The Category 1 hurricane, which claimed seven lives, battered Southeast Texas with strong winds and heavy rains, leaving a trail of destruction and 1.8 million residents without power, according to Harris County officials. Now, the difficulties associated with post-hurricane recovery for the city of Houston have been exacerbated by a heat wave.

The National Weather Service has issued a heat advisory for the area, citing the extreme heat as a risk for many Texans. Despite daytime highs forecasted in the low 90s throughout the week, humidity levels will make it feel considerably hotter for residents. The heat index will likely exceed 100 degrees for the next several days.

CenterPoint Energy, a large electricity utility in the area, reported that 1.8 million customers were still without power as of Tuesday morning. While the company managed to restore 533 outages overnight, many more outages are still active, leaving much of the area in the sweltering heat without relief, according to the Houston Chronicle.

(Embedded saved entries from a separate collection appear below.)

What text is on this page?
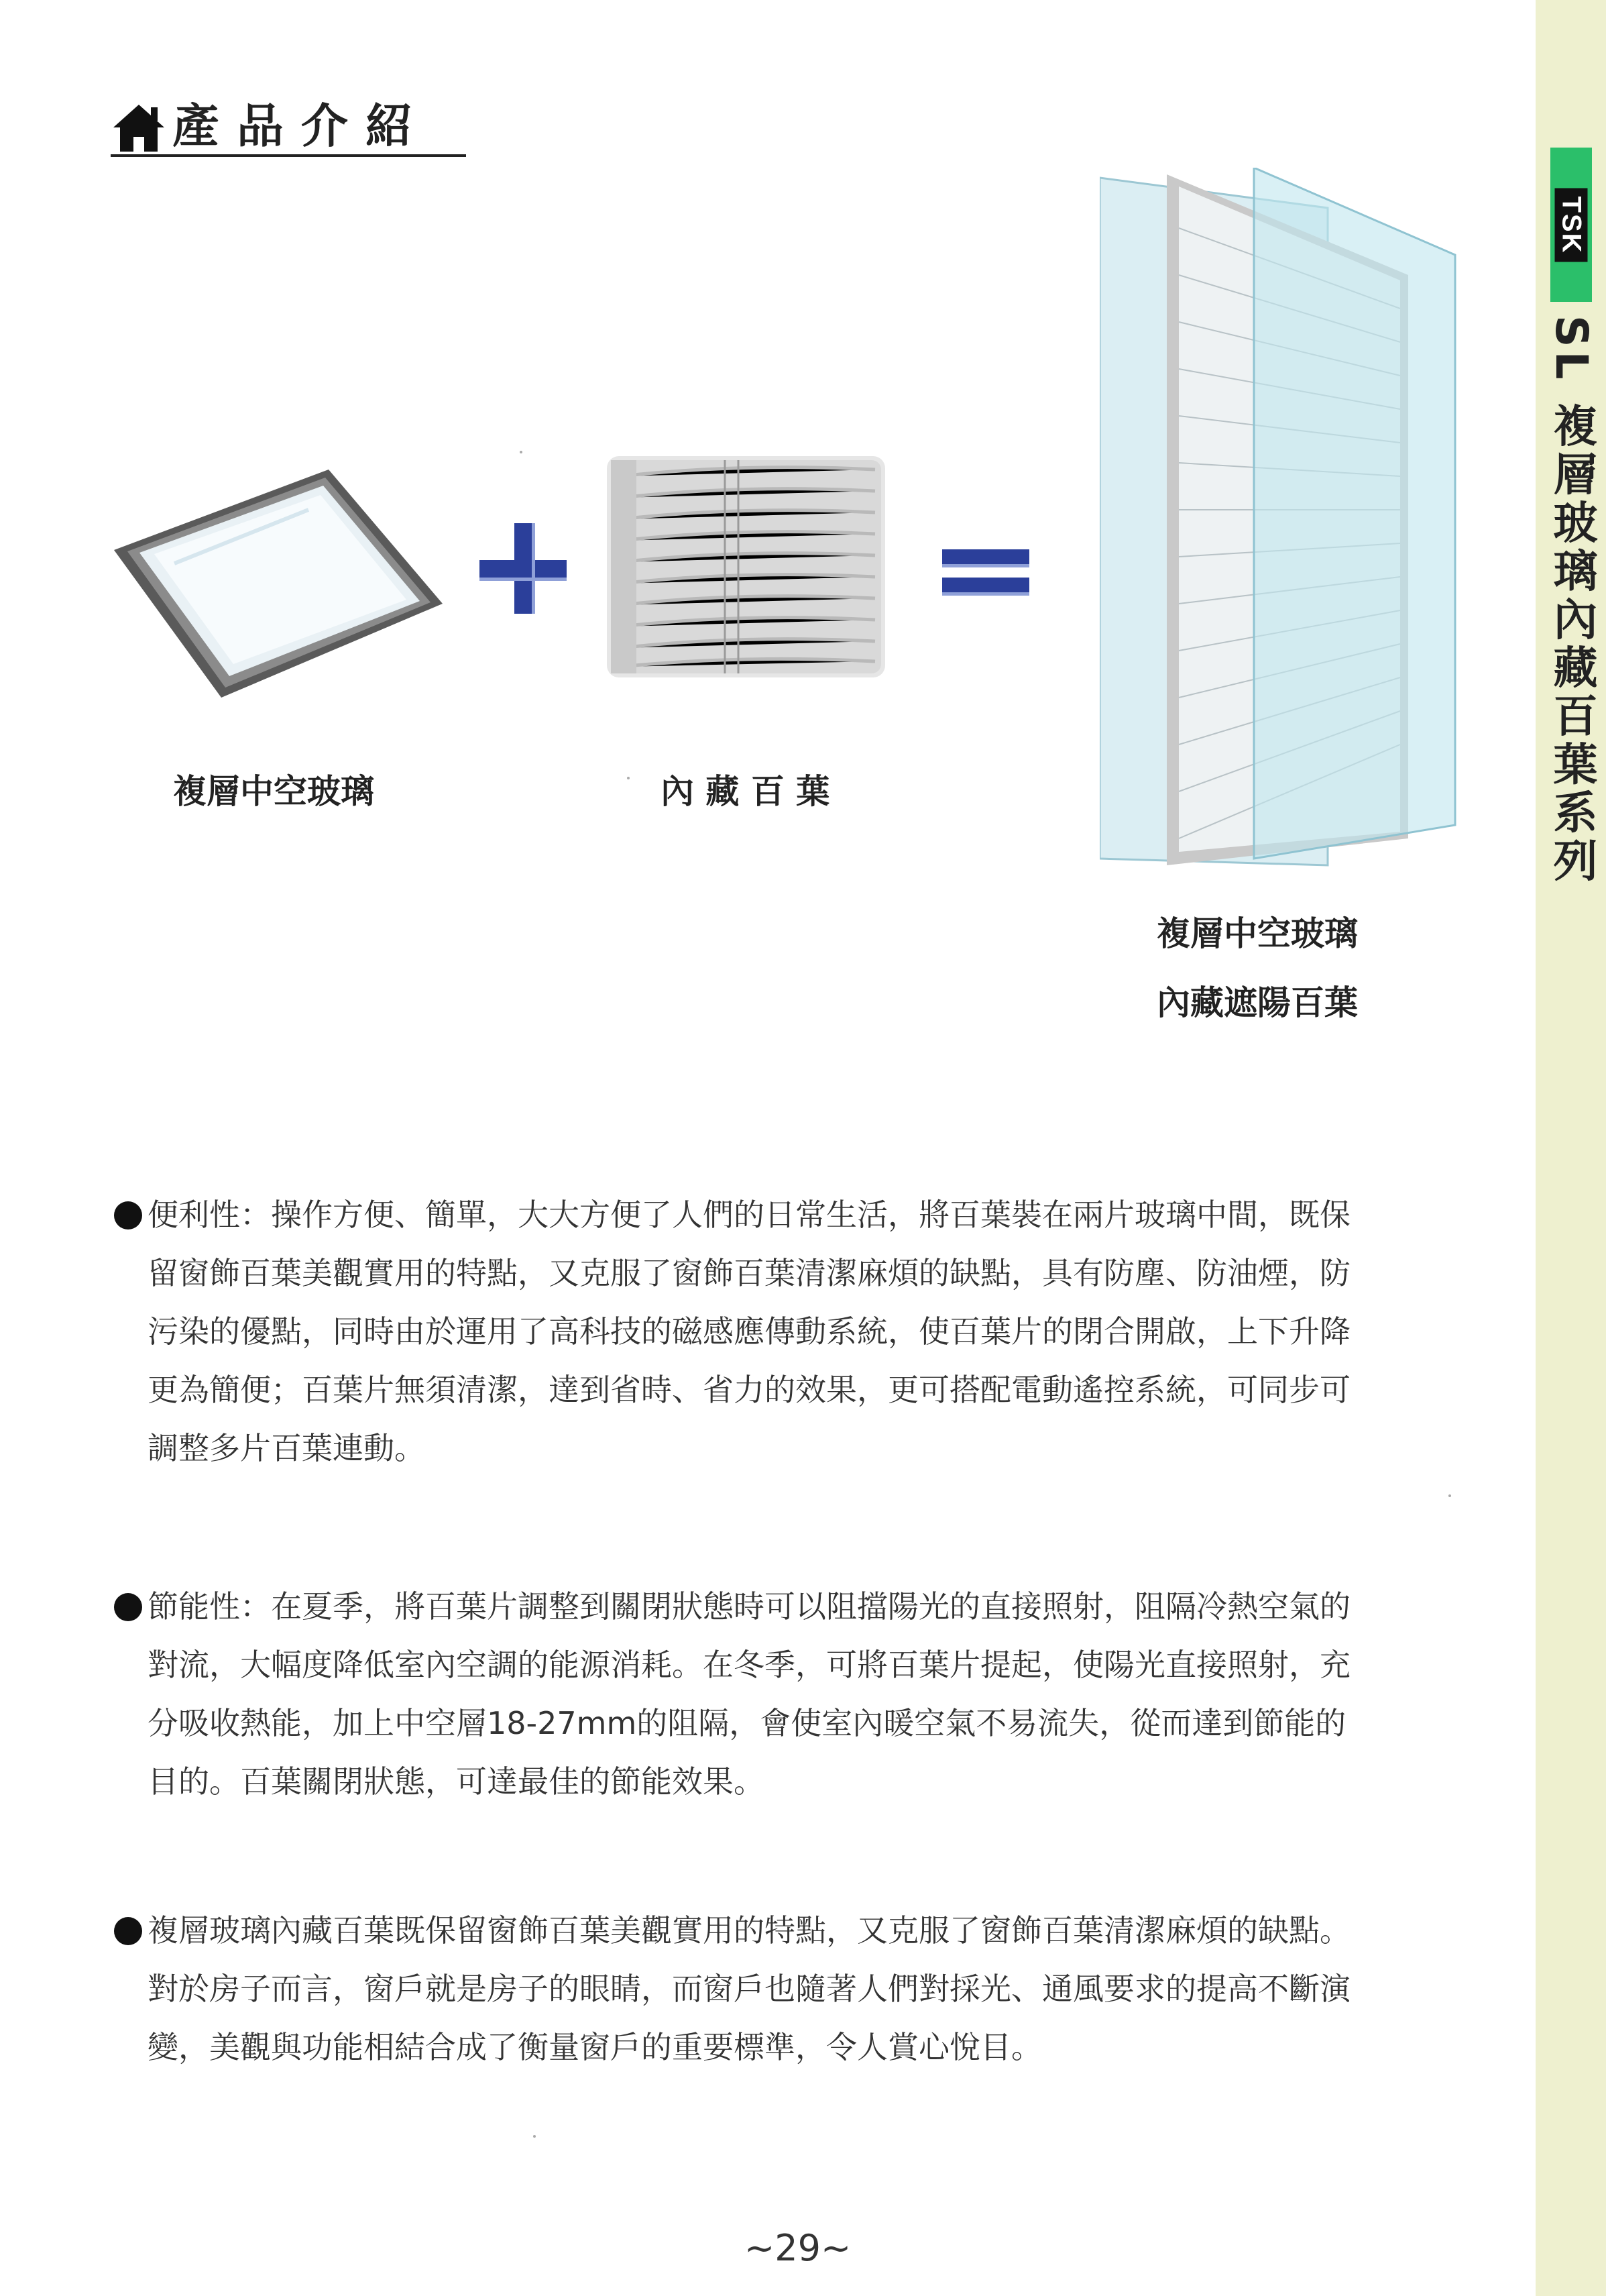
TSK
SL 複層玻璃內藏百葉系列
產品介紹
複層中空玻璃	內 藏 百 葉
複層中空玻璃
內藏遮陽百葉
便利性：操作方便、簡單，大大方便了人們的日常生活，將百葉裝在兩片玻璃中間，既保
留窗飾百葉美觀實用的特點，又克服了窗飾百葉清潔麻煩的缺點，具有防塵、防油煙，防
污染的優點，同時由於運用了高科技的磁感應傳動系統，使百葉片的閉合開啟，上下升降
更為簡便；百葉片無須清潔，達到省時、省力的效果，更可搭配電動遙控系統，可同步可
調整多片百葉連動。
節能性：在夏季，將百葉片調整到關閉狀態時可以阻擋陽光的直接照射，阻隔冷熱空氣的
對流，大幅度降低室內空調的能源消耗。在冬季，可將百葉片提起，使陽光直接照射，充
分吸收熱能，加上中空層18-27mm的阻隔，會使室內暖空氣不易流失，從而達到節能的
目的。百葉關閉狀態，可達最佳的節能效果。
複層玻璃內藏百葉既保留窗飾百葉美觀實用的特點，又克服了窗飾百葉清潔麻煩的缺點。
對於房子而言，窗戶就是房子的眼睛，而窗戶也隨著人們對採光、通風要求的提高不斷演
變，美觀與功能相結合成了衡量窗戶的重要標準，令人賞心悅目。
~29~
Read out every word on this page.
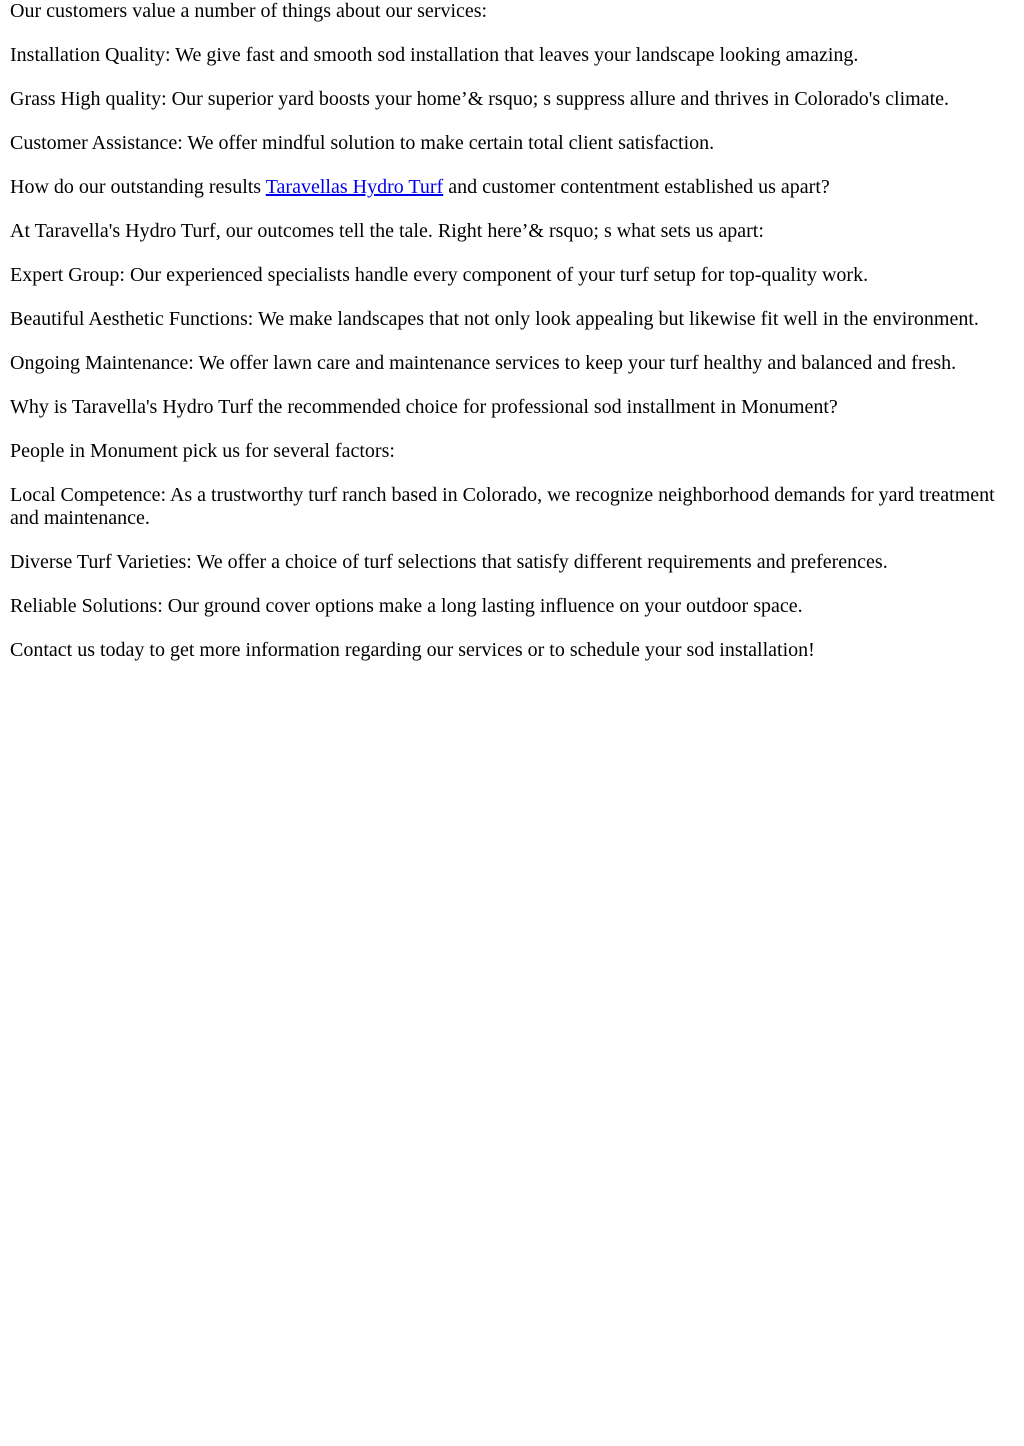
Our customers value a number of things about our services:

Installation Quality: We give fast and smooth sod installation that leaves your landscape looking amazing.

Grass High quality: Our superior yard boosts your home’& rsquo; s suppress allure and thrives in Colorado's climate.

Customer Assistance: We offer mindful solution to make certain total client satisfaction.

How do our outstanding results Taravellas Hydro Turf and customer contentment established us apart?

At Taravella's Hydro Turf, our outcomes tell the tale. Right here’& rsquo; s what sets us apart:

Expert Group: Our experienced specialists handle every component of your turf setup for top-quality work.

Beautiful Aesthetic Functions: We make landscapes that not only look appealing but likewise fit well in the environment.

Ongoing Maintenance: We offer lawn care and maintenance services to keep your turf healthy and balanced and fresh.

Why is Taravella's Hydro Turf the recommended choice for professional sod installment in Monument?

People in Monument pick us for several factors:

Local Competence: As a trustworthy turf ranch based in Colorado, we recognize neighborhood demands for yard treatment and maintenance.

Diverse Turf Varieties: We offer a choice of turf selections that satisfy different requirements and preferences.

Reliable Solutions: Our ground cover options make a long lasting influence on your outdoor space.

Contact us today to get more information regarding our services or to schedule your sod installation!
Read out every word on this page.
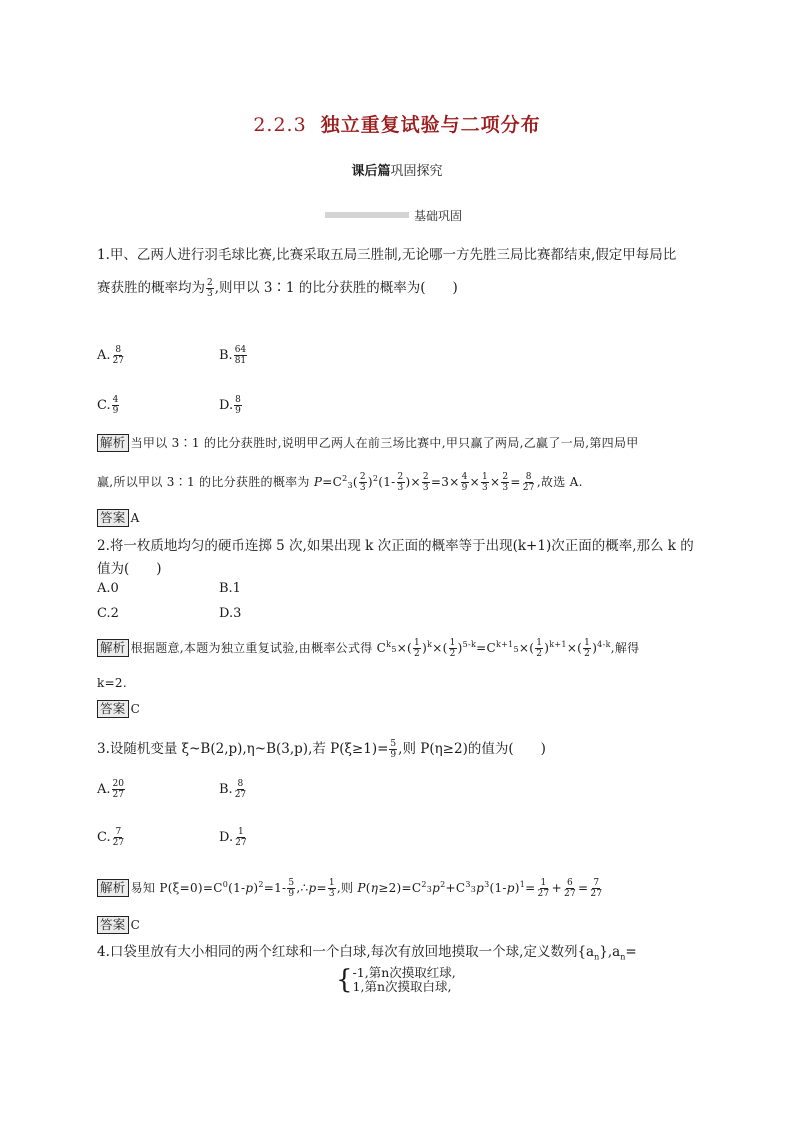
2.2.3 独立重复试验与二项分布
课后篇巩固探究
基础巩固
1.甲、乙两人进行羽毛球比赛,比赛采取五局三胜制,无论哪一方先胜三局比赛都结束,假定甲每局比
赛获胜的概率均为 $\frac{2}{3}$ ,则甲以 3∶1 的比分获胜的概率为(　　)
A. $\frac{8}{27}$	B. $\frac{64}{81}$
C. $\frac{4}{9}$	D. $\frac{8}{9}$
解析 当甲以 3∶1 的比分获胜时,说明甲乙两人在前三场比赛中,甲只赢了两局,乙赢了一局,第四局甲
赢,所以甲以 3∶1 的比分获胜的概率为 $P=C^23( \frac{2}{3} )^2(1- \frac{2}{3}$ )× $\frac{2}{3} =3\times \frac{4}{9} \times \frac{1}{3} \times \frac{2}{3} = \frac{8}{27}$ ,故选 A.
答案 A
2.将一枚质地均匀的硬币连掷 5 次,如果出现 k 次正面的概率等于出现(k+1)次正面的概率,那么 k 的
值为(　　)
A.0	B.1
C.2	D.3
解析 根据题意,本题为独立重复试验,由概率公式得 $C^k5\times( \frac{1}{2} )^k\times( \frac{1}{2} )^{5-k}=C^{k+1}5\times( \frac{1}{2} )^{k+1}\times( \frac{1}{2} )^{4-k}$,解得
k=2.
答案 C
3.设随机变量 ξ~B(2,p),η~B(3,p),若 $P(\xi\ge 1)= \frac{5}{9}$ ,则 P(η≥2)的值为(　　)
A. $\frac{20}{27}$	B. $\frac{8}{27}$
C. $\frac{7}{27}$	D. $\frac{1}{27}$
解析 易知 $P(\xi=0)=C^0(1-p)^2=1- \frac{5}{9}$ ,∴p= $\frac{1}{3}$ ,则 $P(\eta\ge 2)=C^23p^2+C^33p^3(1-p)^1= \frac{1}{27} + \frac{6}{27} = \frac{7}{27}$
答案 C
4.口袋里放有大小相同的两个红球和一个白球,每次有放回地摸取一个球,定义数列$\{a_n\},a_n=$
{ -1,第n次摸取红球,
1,第n次摸取白球,
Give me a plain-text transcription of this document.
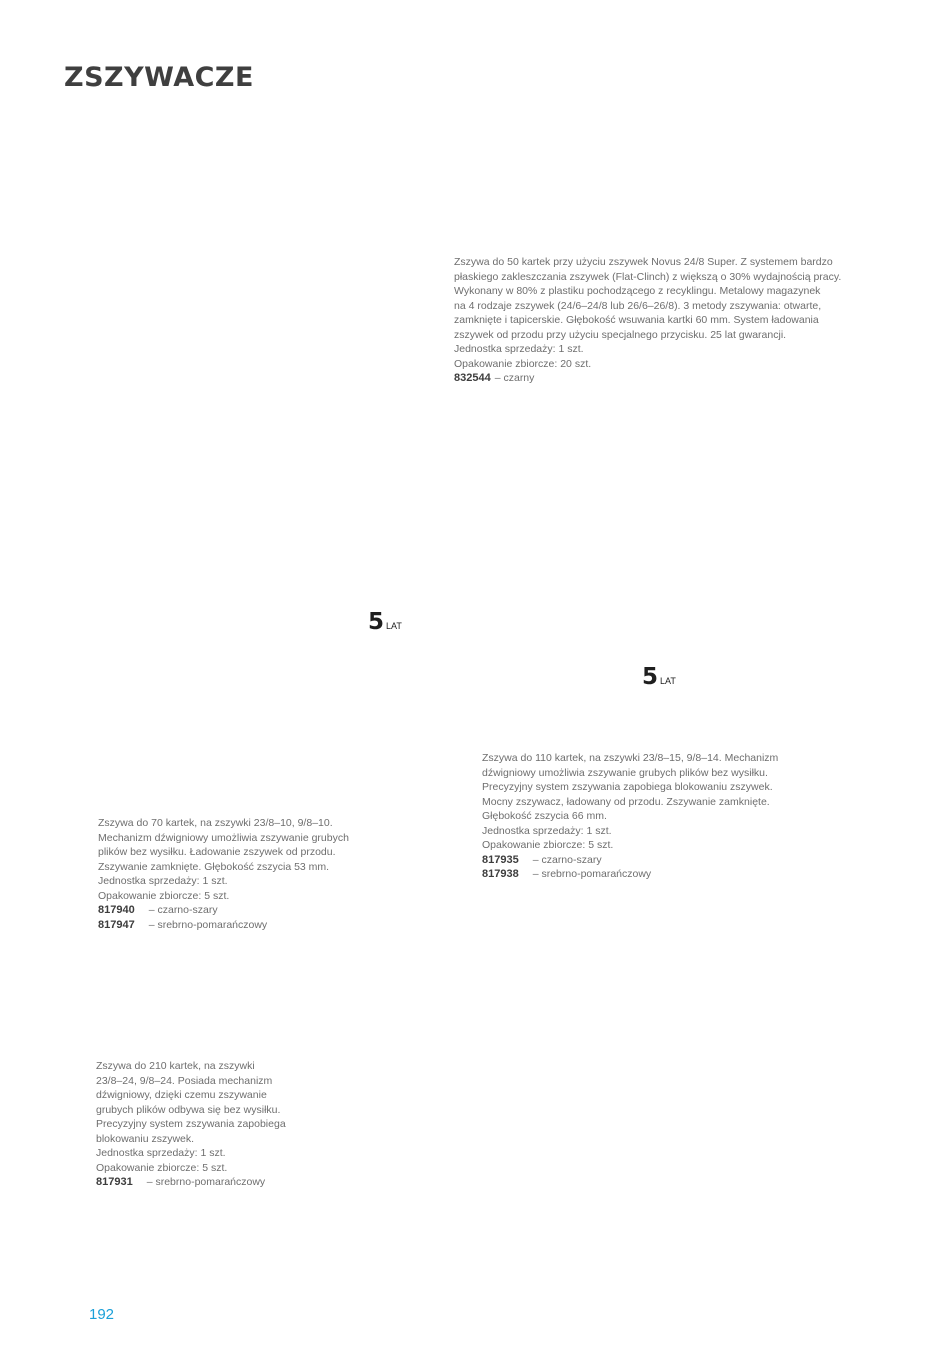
ZSZYWACZE

Zszywa do 50 kartek przy użyciu zszywek Novus 24/8 Super. Z systemem bardzo
płaskiego zakleszczania zszywek (Flat-Clinch) z większą o 30% wydajnością pracy.
Wykonany w 80% z plastiku pochodzącego z recyklingu. Metalowy magazynek
na 4 rodzaje zszywek (24/6–24/8 lub 26/6–26/8). 3 metody zszywania: otwarte,
zamknięte i tapicerskie. Głębokość wsuwania kartki 60 mm. System ładowania
zszywek od przodu przy użyciu specjalnego przycisku. 25 lat gwarancji.
Jednostka sprzedaży: 1 szt.
Opakowanie zbiorcze: 20 szt.

832544 – czarny
5 LAT
5 LAT

Zszywa do 110 kartek, na zszywki 23/8–15, 9/8–14. Mechanizm
dźwigniowy umożliwia zszywanie grubych plików bez wysiłku.
Precyzyjny system zszywania zapobiega blokowaniu zszywek.
Mocny zszywacz, ładowany od przodu. Zszywanie zamknięte.
Głębokość zszycia 66 mm.
Jednostka sprzedaży: 1 szt.
Opakowanie zbiorcze: 5 szt.

817935 – czarno-szary
817938 – srebrno-pomarańczowy

Zszywa do 70 kartek, na zszywki 23/8–10, 9/8–10.
Mechanizm dźwigniowy umożliwia zszywanie grubych
plików bez wysiłku. Ładowanie zszywek od przodu.
Zszywanie zamknięte. Głębokość zszycia 53 mm.
Jednostka sprzedaży: 1 szt.
Opakowanie zbiorcze: 5 szt.

817940 – czarno-szary
817947 – srebrno-pomarańczowy

Zszywa do 210 kartek, na zszywki
23/8–24, 9/8–24. Posiada mechanizm
dźwigniowy, dzięki czemu zszywanie
grubych plików odbywa się bez wysiłku.
Precyzyjny system zszywania zapobiega
blokowaniu zszywek.
Jednostka sprzedaży: 1 szt.
Opakowanie zbiorcze: 5 szt.

817931 – srebrno-pomarańczowy
192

Lt. Gov. Dan Patrick, temporarily assuming gubernatorial duties while Gov. Greg Abbott is in Southeast Asia on an official business trip, issued a disaster declaration for 121 Texas counties, per the Houston Chronicle. Patrick has been actively working with the Texas Department of Emergency Services and local officials to help Texans prepare for and respond to the hurricane disaster.

Throughout the past weekend, Patrick emphasized the seriousness of the storm, urging residents in affected areas to take necessary precautions. He specifically advised those in East Texas to shelter in place and prepare for adverse weather conditions as Beryl tracked through the area late Monday, The Dallas Morning News reported.

As previously reported by The Dallas Express, Texas is still recovering from a series of severe storms that landed in May that felled trees and utility poles — knocking out power for over a million residents — and damaged homes and buildings. One such storm in the Dallas-Fort Worth area left more than 600,000 residents without power.